Europe's low fare airline
Europe's low cost airline Ryanair came up in class last week. I don't know much about the company, but for those that are interested, the Wall Street Journal did an interview with the CEO.
DUBLIN--There's a bit of P.T. Barnum in Michael O'Leary, the chief executive of Irish low-fare air carrier Ryanair. He's pulled such stunts as driving a tank to a competitor's headquarters to declare a price war and dressing up as the pope to promote new routes to Rome. Most recently, when Britain's Advertising Standards Authority said Ryanair was incorrectly claiming that its flights were faster and cheaper than the Eurostar train for traveling between London and Brussels, he sent the frowning officials a copy of "Mathematics for Dummies."
Along the way, he's built Ryanair into Europe's largest airline by passenger volume and, along with such rivals as easyJet, transformed travel on the Continent.
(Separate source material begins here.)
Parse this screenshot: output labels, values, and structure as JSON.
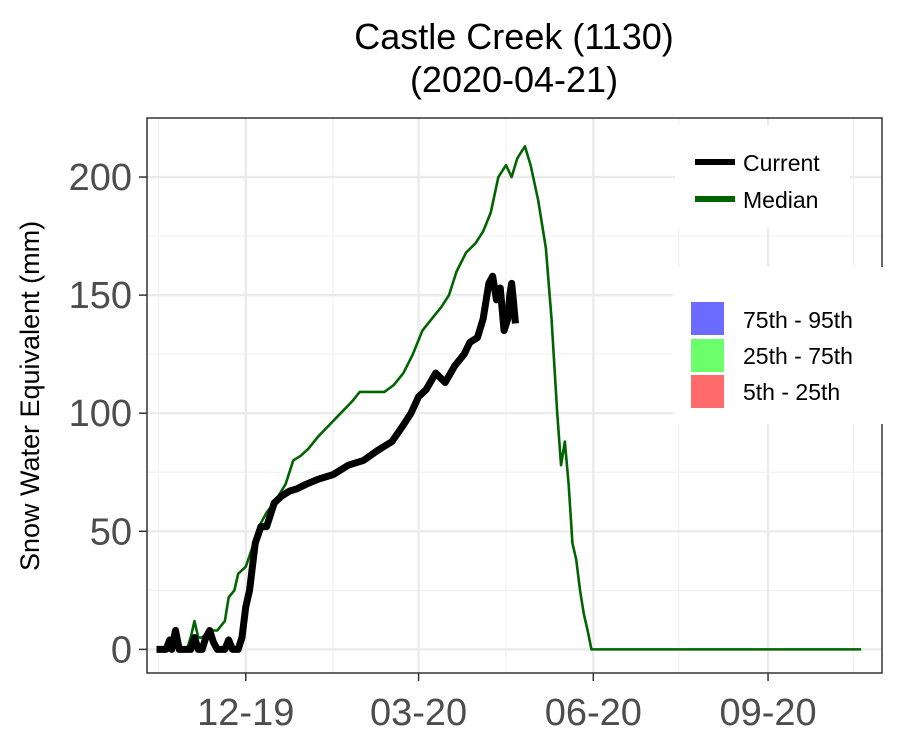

From London or Dublin one can fly not just to Nice but to Nantes, not only to Rome but to Riga, and often for less than the price of a cab ride across town. A generation of Europeans has come of age expecting £1 flights to overlooked tourist gems hundreds of miles away--a phenomenon that arguably has done as much to aid European integration as the EU itself ...
Part of the Southwest business model is that they really compete with people driving, not other airlines. Ryanair appears to have the same philosophy.